Heat wave descending: ‘Everyone better be cautious,’ doctor says

Local News

It will feel hotter than the actual temperature

YOUNGSTOWN, Ohio (WKBN) – The heat wave that has been roasting much of the U.S. in recent days is just getting warmed up, with temperatures expected to soar to dangerous levels through the weekend.

From Oklahoma to the East Coast, heat indices could rise into the triple digits.

It will feel hotter than the actual temperature because of air temperature and humidity combined. This can make it difficult to breather for sensitive groups, and you can get worn out rather quickly.

It doesn’t take much to make sure the heat doesn’t take a toll on your body, but it can be easy to forget to take that extra care. Drinking more water, giving yourself breaks in the middle of the day to go inside and enjoy some air conditioning, are just a few easy tips, but when you forget, dehydration, heat exhaustion and eventually heat stroke can set in.

Mercy Health physician Dr. Chris Economus just being thirsty is the first sign your body gives to let you know it’s time for some water to get inside.

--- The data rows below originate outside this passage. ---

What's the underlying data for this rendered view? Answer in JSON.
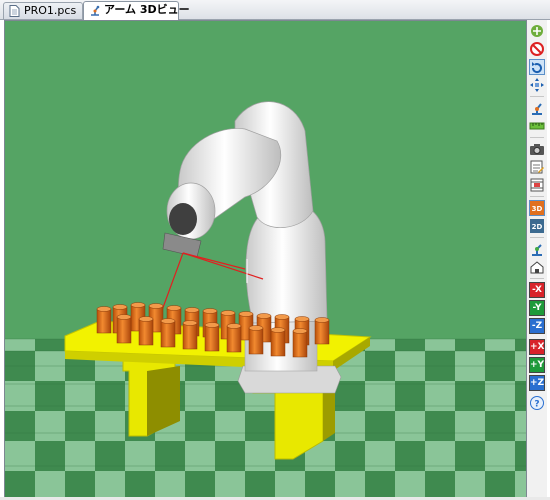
{
  "tabs": [
    {
      "label": "PRO1.pcs",
      "icon": "document-icon"
    },
    {
      "label": "アーム 3Dビュー",
      "icon": "robot-view-icon"
    }
  ],
  "viewport": {
    "background_color": "#55a464",
    "floor_colors": [
      "#3f8a4f",
      "#8ac598"
    ],
    "table_color": "#f0f000",
    "part_color": "#e06a10",
    "robot_color": "#f2f2f2"
  },
  "toolbar": {
    "buttons": [
      {
        "name": "pan-icon"
      },
      {
        "name": "no-entry-icon"
      },
      {
        "name": "rotate-view-icon"
      },
      {
        "name": "move-view-icon"
      },
      {
        "name": "robot-arm-icon"
      },
      {
        "name": "ruler-icon"
      },
      {
        "name": "camera-icon"
      },
      {
        "name": "edit-frame-icon"
      },
      {
        "name": "film-frame-icon"
      },
      {
        "name": "view-3d-icon",
        "label": "3D"
      },
      {
        "name": "view-2d-icon",
        "label": "2D"
      },
      {
        "name": "robot-home-icon"
      },
      {
        "name": "home-icon"
      },
      {
        "name": "minus-x-button",
        "label": "-X"
      },
      {
        "name": "minus-y-button",
        "label": "-Y"
      },
      {
        "name": "minus-z-button",
        "label": "-Z"
      },
      {
        "name": "plus-x-button",
        "label": "+X"
      },
      {
        "name": "plus-y-button",
        "label": "+Y"
      },
      {
        "name": "plus-z-button",
        "label": "+Z"
      },
      {
        "name": "help-icon",
        "label": "?"
      }
    ],
    "axis_colors": {
      "x": "#d8232a",
      "y": "#1e9a3a",
      "z": "#2a6fd0"
    }
  }
}
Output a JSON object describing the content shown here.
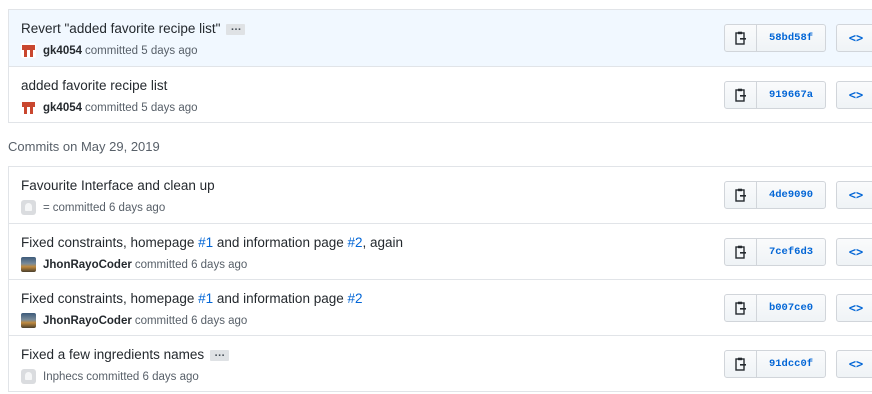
{
  "groups": [
    {
      "commits": [
        {
          "message": "Revert \"added favorite recipe list\"",
          "has_ellipsis": true,
          "author": "gk4054",
          "avatar": "gk",
          "time": "committed 5 days ago",
          "sha": "58bd58f",
          "highlight": true
        },
        {
          "message": "added favorite recipe list",
          "has_ellipsis": false,
          "author": "gk4054",
          "avatar": "gk",
          "time": "committed 5 days ago",
          "sha": "919667a",
          "highlight": false
        }
      ]
    },
    {
      "date_label": "Commits on May 29, 2019",
      "commits": [
        {
          "message": "Favourite Interface and clean up",
          "has_ellipsis": false,
          "author": "=",
          "avatar": "ghost",
          "author_plain": true,
          "time": "committed 6 days ago",
          "sha": "4de9090"
        },
        {
          "message_parts": [
            "Fixed constraints, homepage ",
            "#1",
            " and information page ",
            "#2",
            ", again"
          ],
          "author": "JhonRayoCoder",
          "avatar": "photo",
          "time": "committed 6 days ago",
          "sha": "7cef6d3"
        },
        {
          "message_parts": [
            "Fixed constraints, homepage ",
            "#1",
            " and information page ",
            "#2",
            ""
          ],
          "author": "JhonRayoCoder",
          "avatar": "photo",
          "time": "committed 6 days ago",
          "sha": "b007ce0"
        },
        {
          "message": "Fixed a few ingredients names",
          "has_ellipsis": true,
          "author": "Inphecs",
          "avatar": "ghost",
          "author_plain": true,
          "time": "committed 6 days ago",
          "sha": "91dcc0f"
        }
      ]
    }
  ],
  "ellipsis_label": "…",
  "browse_label": "<>",
  "icons": {
    "copy": "clippy-icon",
    "browse": "code-icon"
  },
  "colors": {
    "link": "#0366d6",
    "highlight_bg": "#f1f8ff"
  }
}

“Thirsty and sweating but eventually you could get so much that you’re getting dehydrated and you stop sweating. Your skin could get dry and you could start getting dizzy and confused,” Economus said. “I think everyone better be cautious that it can happen to them. No one is resistant to the phenomena.”

The signs and symptoms of heat exhaustion and heat stroke are similar. Here is what to look for:

Signs of heat exhaustion: (Requires medical attention)

  • Fatigue
  • Nausea
  • Headache
  • Excessive thirst
  • Muscle aches and cramps
  • Weakness
  • Confusion or anxiety
  • Drenching sweat, often accompanied by cold, clammy skin or a sensation of prickly skin
  • Slowed or weakened heartbeat
  • Dizziness
  • Fainting
  • Agitation

Signs of heat stroke:

  • Nausea and vomiting
  • Headache
  • Dizziness or vertigo
  • Fatigue
  • Hot, flushed, dry skin
  • Rapid heart rate
  • Dry skin
  • Profound sweating
  • Shortness of breath
  • Decreased urination
  • Blood in urine or stool
  • Increased body temperature (104 to 106 degrees
  • Confusion, delirium, or loss of consciousness
  • Convulsions

Communities are preparing by offering buildings as cooling centers and asking residents to check in on family members and neighbors.

According to FEMA, the greatest risk factors for heat-related deaths are bed confinement due to medical illness, living alone, being socially isolated, and not having access to air conditioning.

Extreme Heat Safety Tips:

  • Stay indoors, especially during the warmest part of the day (typically 11 am to 2 pm), and, if at all possible, stay in an air-conditioned place. If your home does not have air conditioning or it fails, go to a public building with air conditioning such as a shopping mall, public library, or community center
  • Wear lightweight, light-colored, loose-fitting clothing
  • NEVER leave anyone in a closed, parked vehicle
  • Although anyone at any time can suffer from heat-related illness, some people are at greater risk than others. Check regularly on: o Infants and young children o People aged 65 or older o People who have a mental illness o Those who are physically ill, especially with heart disease or high blood pressure
  • Get to know symptoms for heatstroke, heat exhaustion, heat cramps and sunburn and how to respond immediately.

Officials are also concerned about smog, which is exacerbated by the heat and makes it harder for certain people to breathe, including the very young, the elderly and people with asthma or lung diseases.

The National Weather Service estimates that more than 100 local heat records will fall on Saturday, though most won’t be daily highs but record-high nightly lows.

Greg Carbin, forecast branch chief for the weather service’s Weather Prediction Center, says the heat wave will likely be “short and searing.”